In Russland waren die Frauen in eine starre patriarchalische Ordnung gepresst. Kirchliche Orthodoxie und Tatarenherrschaft hatten die bis zum 10. Jahrhundert bestehende starke gesellschaftliche Stellung der Frauen untergraben und die Frauen wurden aus der Öffentlichkeit verbannt. Erst mit Peter dem Grossen wurden westliche Ideen und Lebensformen in Russland aufgegriffen und verschafften so den Frauen aus Adelsfamilien mehr Rechte und individuelle Freiheiten. Nun konnten Frauen am öffentlichen Leben teilnehmen und selbständige Vermögen verwalten. Allmählich entstanden Bildungseinrichtungen für Frauen aus der Oberschicht. Die Mode war Französisch geprägt und die Adligen Frauen korrespondierten mit westlichen Denkern und Dichtern. Die Diskrepanz zwischen der Lebensweise des Adels und der ländlichen Bevölkerung wuchs damit immer mehr. Die Frauen auf dem Lande waren in die Grossfamilien eingebunden und wurden geringschätzig behandelt, davon geben ein paar russische Sprichwörter Zeugnis ab:

Ein Huhn ist kein Vogel – ein Weib ist kein Mensch

Alleinsein ist ein Unglück, mit einer Frau – ein doppeltes

Die Frau ist ein Kochtopf, sie wird nicht zerbrechen, schlägt nur drauf

Wo ein Weib ist, da braucht man den Teufel nicht mehr.

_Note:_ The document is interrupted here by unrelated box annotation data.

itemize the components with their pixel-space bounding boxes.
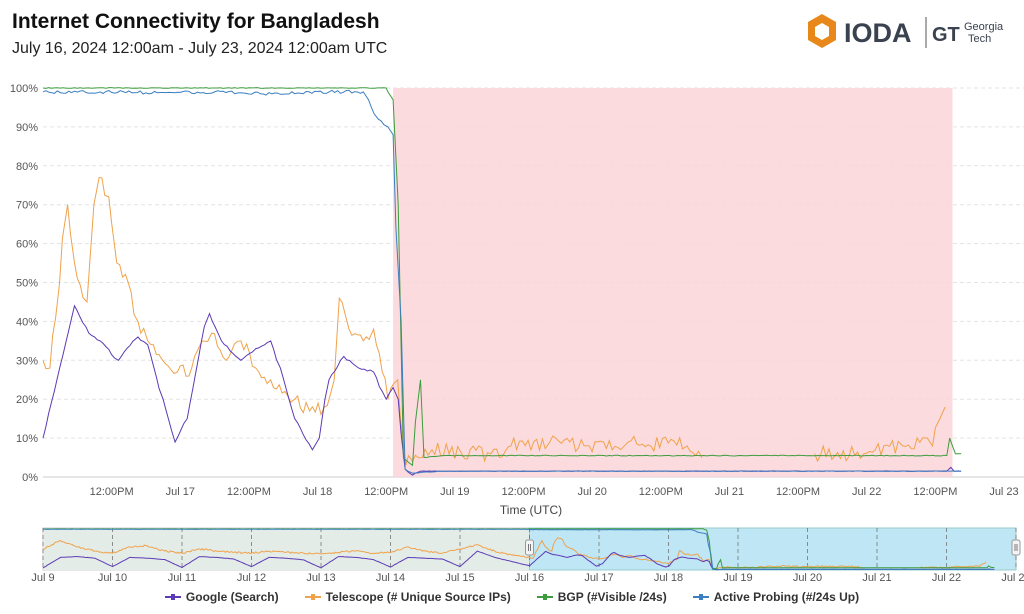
x-tick-label: 12:00PM: [913, 486, 957, 498]
legend: Google (Search) Telescope (# Unique Sour…: [0, 590, 1024, 604]
x-tick-label: 12:00PM: [227, 486, 271, 498]
x-tick-label: 12:00PM: [776, 486, 820, 498]
navigator[interactable]: Jul 9 Jul 10 Jul 11 Jul 12 Jul 13 Jul 14 Jul 1…: [31, 527, 1024, 584]
x-tick-label: 12:00PM: [90, 486, 134, 498]
navigator-tick-label: Jul 9: [31, 572, 54, 584]
y-tick-label: 30%: [16, 355, 38, 367]
x-tick-label: Jul 20: [577, 486, 606, 498]
legend-label: BGP (#Visible /24s): [557, 590, 667, 604]
x-tick-label: Jul 17: [166, 486, 195, 498]
time-range: July 16, 2024 12:00am - July 23, 2024 12…: [12, 40, 388, 57]
navigator-tick-label: Jul 20: [793, 572, 822, 584]
x-tick-label: 12:00PM: [639, 486, 683, 498]
navigator-tick-label: Jul 22: [932, 572, 961, 584]
y-tick-label: 100%: [10, 83, 38, 95]
navigator-line-probing: [43, 528, 995, 571]
x-tick-label: Jul 18: [303, 486, 332, 498]
georgia-text: Georgia: [964, 21, 1004, 33]
y-tick-label: 40%: [16, 316, 38, 328]
legend-telescope[interactable]: Telescope (# Unique Source IPs): [304, 590, 511, 604]
legend-label: Telescope (# Unique Source IPs): [325, 590, 511, 604]
navigator-tick-label: Jul 21: [862, 572, 891, 584]
y-tick-label: 70%: [16, 200, 38, 212]
navigator-tick-label: Jul 14: [376, 572, 405, 584]
series-line-bgp: [42, 87, 962, 467]
x-tick-label: 12:00PM: [501, 486, 545, 498]
x-tick-label: Jul 22: [852, 486, 881, 498]
navigator-handle-right[interactable]: [1011, 539, 1021, 556]
navigator-tick-label: Jul 10: [98, 572, 127, 584]
page-title: Internet Connectivity for Bangladesh: [12, 10, 380, 33]
series-line-telescope: [42, 176, 946, 466]
legend-label: Active Probing (#/24s Up): [713, 590, 860, 604]
navigator-tick-label: Jul 19: [723, 572, 752, 584]
x-tick-label: Jul 19: [440, 486, 469, 498]
y-tick-label: 10%: [16, 433, 38, 445]
navigator-tick-label: Jul 13: [306, 572, 335, 584]
x-axis-label: Time (UTC): [500, 503, 562, 517]
navigator-tick-label: Jul 12: [237, 572, 266, 584]
y-tick-label: 20%: [16, 394, 38, 406]
ioda-logo-text: IODA: [844, 18, 912, 48]
connectivity-chart[interactable]: 0% 10% 20% 30% 40% 50% 60% 70% 80% 90% 100% 12:00P…: [0, 0, 1024, 590]
gt-mark: GT: [932, 24, 960, 46]
y-tick-label: 0%: [22, 472, 38, 484]
navigator-selection: [529, 527, 1017, 571]
navigator-tick-label: Jul 23: [1001, 572, 1024, 584]
legend-label: Google (Search): [185, 590, 279, 604]
navigator-handle-left[interactable]: [525, 539, 534, 556]
navigator-tick-label: Jul 17: [584, 572, 613, 584]
legend-probing[interactable]: Active Probing (#/24s Up): [692, 590, 860, 604]
navigator-tick-label: Jul 11: [168, 572, 197, 584]
y-tick-label: 80%: [16, 161, 38, 173]
ioda-georgia-tech-logo: IODA GT Georgia Tech: [808, 14, 1004, 48]
y-tick-label: 50%: [16, 278, 38, 290]
series-line-probing: [42, 89, 962, 474]
outage-region: [393, 88, 953, 477]
x-tick-label: 12:00PM: [364, 486, 408, 498]
x-tick-label: Jul 21: [715, 486, 744, 498]
navigator-tick-label: Jul 15: [445, 572, 474, 584]
y-tick-label: 60%: [16, 239, 38, 251]
navigator-unselected: [43, 528, 530, 570]
y-tick-label: 90%: [16, 122, 38, 134]
x-tick-label: Jul 23: [989, 486, 1018, 498]
legend-bgp[interactable]: BGP (#Visible /24s): [536, 590, 667, 604]
legend-google[interactable]: Google (Search): [164, 590, 279, 604]
navigator-tick-label: Jul 18: [654, 572, 683, 584]
navigator-tick-label: Jul 16: [515, 572, 544, 584]
tech-text: Tech: [968, 33, 991, 45]
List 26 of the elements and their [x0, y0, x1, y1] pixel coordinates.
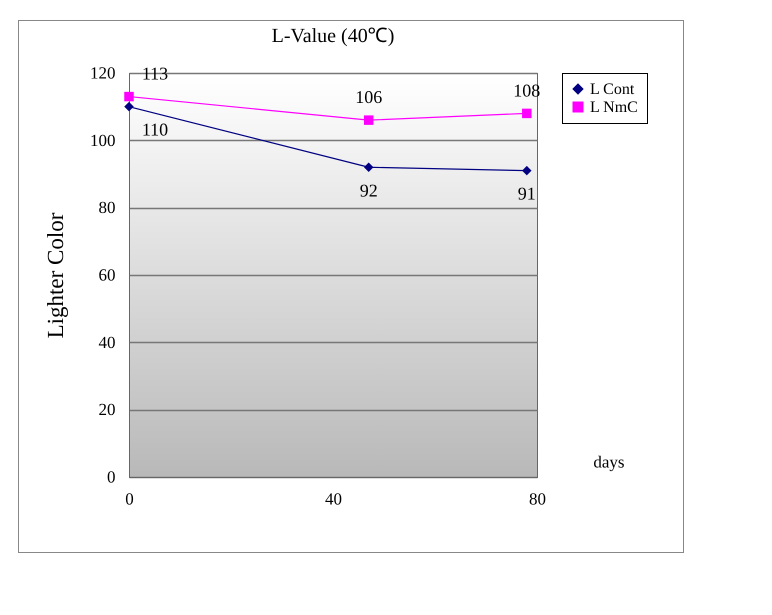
- y-tick-label: 100: [90, 130, 116, 150]
- data-label: 91: [518, 184, 536, 204]
- data-label: 113: [142, 64, 168, 84]
- x-tick-label: 80: [529, 490, 546, 508]
- point: [364, 162, 374, 172]
- x-axis-title: days: [593, 452, 624, 472]
- legend-label: L Cont: [590, 81, 635, 98]
- data-label: 110: [142, 120, 168, 140]
- y-tick-label: 80: [98, 198, 116, 218]
- chart-title: L-Value (40℃): [272, 25, 394, 47]
- y-tick-label: 60: [98, 266, 116, 284]
- y-tick-label: 20: [98, 400, 116, 420]
- data-label: 92: [360, 180, 378, 200]
- x-tick-label: 40: [325, 490, 342, 508]
- point: [522, 166, 532, 176]
- y-tick-label: 0: [107, 468, 116, 486]
- point: [124, 92, 134, 102]
- y-axis-title: Lighter Color: [43, 212, 68, 338]
- data-label: 106: [355, 87, 382, 108]
- point: [124, 102, 134, 112]
- point: [522, 108, 532, 118]
- legend-label: L NmC: [590, 99, 638, 116]
- y-tick-label: 40: [98, 332, 116, 352]
- x-tick-label: 0: [125, 490, 134, 508]
- point: [364, 115, 374, 125]
- y-tick-label: 120: [90, 64, 116, 82]
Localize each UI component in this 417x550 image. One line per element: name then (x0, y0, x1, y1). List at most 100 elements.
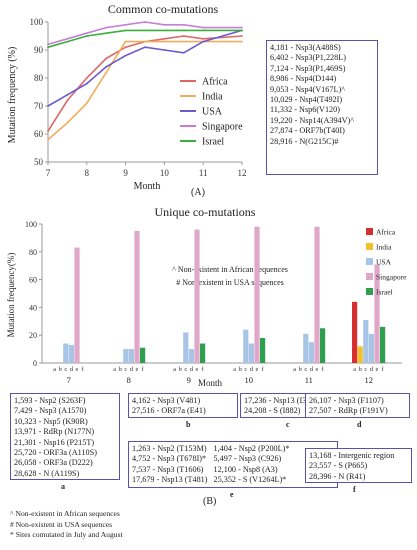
series-point-israel (202, 29, 205, 32)
series-point-israel (124, 29, 127, 32)
series-point-africa (202, 37, 205, 40)
common-mutation-line: 11,332 - Nsp6(V120) (270, 105, 340, 115)
box-b-mutation-line: 4,162 - Nsp3 (V481) (132, 396, 201, 405)
bar-month-label: 8 (127, 375, 131, 385)
series-line-singapore (47, 21, 242, 46)
series-point-africa (105, 57, 108, 60)
bar-sub-label: c (184, 366, 187, 373)
bar-legend-swatch-usa (366, 258, 373, 265)
series-point-india (66, 121, 69, 124)
series-point-singapore (66, 37, 69, 40)
bar-sub-label: e (316, 366, 319, 373)
series-point-africa (85, 77, 88, 79)
bar-sub-label: e (376, 366, 379, 373)
bar-israel-m8-f (140, 347, 146, 363)
bar-sub-label: d (70, 366, 74, 373)
line-y-tick-label: 100 (30, 17, 44, 27)
series-point-singapore (144, 21, 146, 23)
panel-b-label: (B) (203, 496, 217, 507)
unique-legend-line-2: # Non-existent in USA sequences (176, 278, 284, 287)
box-e-mutation-line: 17,679 - Nsp13 (T481) (132, 475, 208, 485)
bar-israel-m9-f (200, 343, 206, 363)
line-y-tick-label: 90 (34, 45, 44, 55)
bar-y-tick-label: 20 (29, 331, 37, 340)
bar-sub-label: a (353, 366, 356, 373)
bar-usa-m7-c (63, 343, 69, 363)
common-mutations-box: 4,181 - Nsp3(A488S) 6,402 - Nsp3(P1,228L)… (266, 40, 378, 175)
series-point-israel (182, 29, 185, 32)
footnotes: ^ Non-existent in African sequences # Non… (10, 509, 123, 541)
series-point-israel (47, 46, 49, 49)
bar-legend-label-singapore: Singapore (376, 273, 407, 282)
bar-sub-label: f (262, 366, 265, 373)
line-x-tick-label: 10 (160, 168, 170, 178)
common-mutation-line: 8,986 - Nsp4(D144) (270, 74, 337, 84)
bar-legend-swatch-israel (366, 288, 373, 295)
common-co-mutations-chart: Common co-mutations Mutation frequency (… (7, 2, 247, 198)
bar-singapore-m11-e (314, 226, 320, 363)
bar-sub-label: b (359, 366, 362, 373)
bar-usa-m8-d (128, 349, 134, 363)
bar-sub-label: d (250, 366, 254, 373)
series-point-africa (124, 46, 127, 49)
bar-africa-m12-a (352, 301, 358, 363)
series-point-israel (241, 29, 243, 32)
series-point-india (124, 40, 127, 43)
bar-y-tick-label: 80 (29, 248, 37, 257)
box-a-mutation-line: 26,058 - ORF3a (D222) (14, 458, 93, 468)
box-a-mutation-line: 10,323 - Nsp5 (K90R) (14, 416, 88, 426)
common-mutation-line: 10,029 - Nsp4(T492I) (270, 95, 343, 105)
series-point-india (85, 102, 88, 105)
bar-usa-m11-d (308, 342, 314, 363)
bar-legend-label-usa: USA (376, 258, 392, 267)
bar-sub-label: e (136, 366, 139, 373)
box-d-mutation-line: 26,107 - Nsp3 (F1107) (309, 396, 384, 405)
series-point-india (105, 71, 108, 74)
bar-singapore-m7-e (74, 247, 80, 363)
bar-sub-label: f (202, 366, 205, 373)
line-x-tick-label: 7 (46, 168, 51, 178)
series-point-africa (66, 99, 69, 102)
series-point-africa (241, 35, 243, 37)
bar-sub-label: a (293, 366, 296, 373)
series-point-singapore (47, 43, 49, 46)
common-mutation-line: 4,181 - Nsp3(A488S) (270, 43, 341, 52)
panel-a-label: (A) (191, 187, 205, 198)
line-chart-xlabel: Month (134, 181, 161, 192)
common-mutation-line: 27,874 - ORF7b(T40I) (270, 126, 345, 136)
bar-sub-label: a (173, 366, 176, 373)
bar-sub-label: d (190, 366, 194, 373)
box-f-mutation-line: 28,396 - N (R41) (309, 471, 366, 481)
footnote-line: * Sites comutated in July and August (10, 530, 123, 539)
series-point-usa (163, 49, 166, 51)
unique-legend-note: ^ Non-existent in African sequences # No… (172, 265, 288, 287)
bar-sub-label: f (142, 366, 145, 373)
bar-sub-label: c (124, 366, 127, 373)
series-point-singapore (85, 32, 88, 35)
bar-sub-label: b (239, 366, 242, 373)
series-point-singapore (124, 23, 127, 26)
box-d-label: d (357, 420, 362, 429)
bar-sub-label: c (304, 366, 307, 373)
box-a-mutation-line: 28,628 - N (A119S) (14, 468, 80, 478)
box-d: 26,107 - Nsp3 (F1107) 27,507 - RdRp (F191… (305, 393, 410, 418)
series-point-india (47, 138, 49, 141)
common-mutation-line: 9,053 - Nsp4(V167L)^ (270, 84, 346, 94)
unique-legend-line-1: ^ Non-existent in African sequences (172, 265, 288, 274)
common-mutation-line: 6,402 - Nsp3(P1,228L) (270, 53, 346, 63)
line-x-tick-label: 8 (85, 168, 90, 178)
line-y-tick-label: 60 (34, 129, 44, 139)
line-x-tick-label: 11 (199, 168, 208, 178)
box-a-mutation-line: 7,429 - Nsp3 (A1570) (14, 406, 87, 416)
box-e-mutation-line: 7,537 - Nsp3 (T1606) (132, 464, 204, 474)
bar-sub-label: b (59, 366, 62, 373)
box-a-label: a (61, 482, 65, 491)
bar-usa-m12-c (363, 319, 369, 363)
series-point-usa (202, 40, 205, 43)
series-point-india (144, 40, 146, 43)
series-line-india (47, 40, 242, 141)
series-line-israel (47, 29, 242, 48)
box-e-mutation-line: 1,404 - Nsp2 (P200L)* (213, 444, 290, 453)
bar-y-tick-label: 0 (33, 359, 37, 368)
bar-sub-label: e (196, 366, 199, 373)
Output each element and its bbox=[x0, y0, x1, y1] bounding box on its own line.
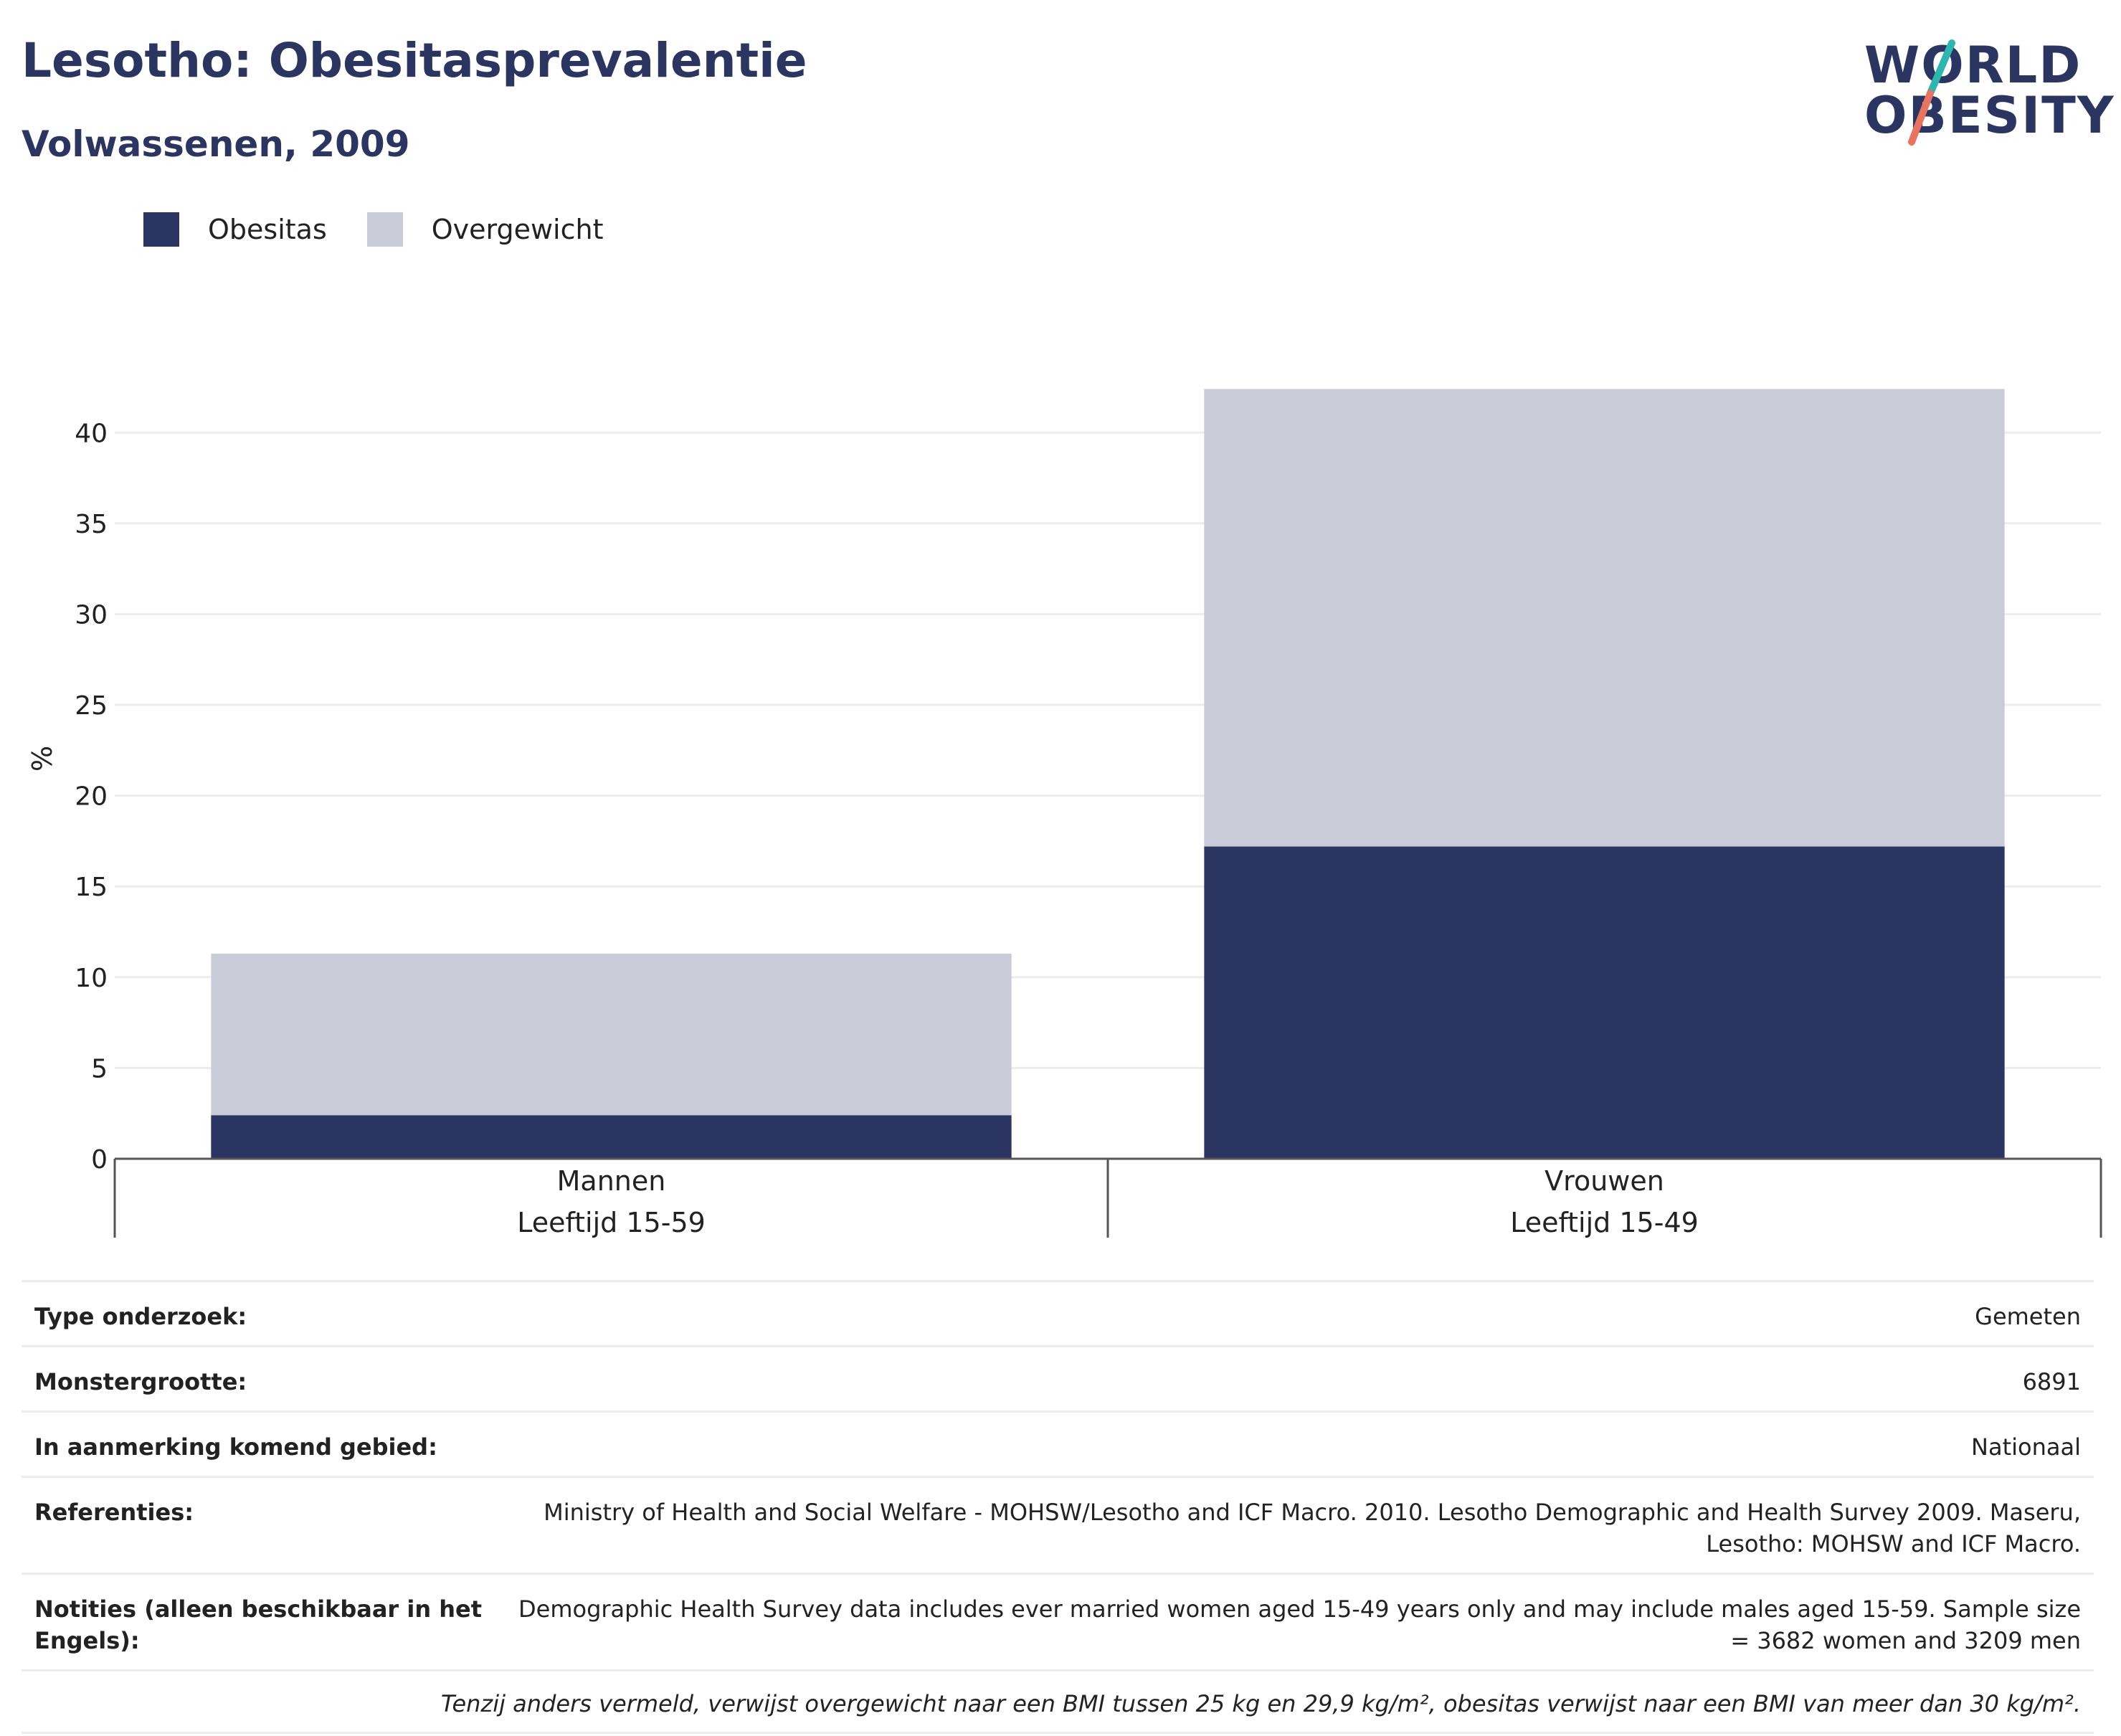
y-tick-label: 5 bbox=[91, 1054, 108, 1083]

Ich dachte, ich sehe zwei Personen, aber es war nur ein Mann mit seiner Frau

Die orthodoxe Kirche predigte Duldsamkeit, Unterordnung und Gehorsam als Gebot. Nachdem Gesetz von 1833 waren Rechte und Pflichten in der Familie staatlich geregelt:

- Uneingeschränkter Gehorsam der Kinder, auch der verheirateten, gegenüber den Eltern
- Heirat nur mit elterlichen Segen
- Versorgungspflicht der Eltern
- Bedingungsloser Gehorsam der Frau gegenüber dem Ehemann
- Die Pflicht der Frau ihrem Mann überall hin zu folgen (sie hatte keinen eigenen Pass, die Frauen wurden beim Mann eingetragen)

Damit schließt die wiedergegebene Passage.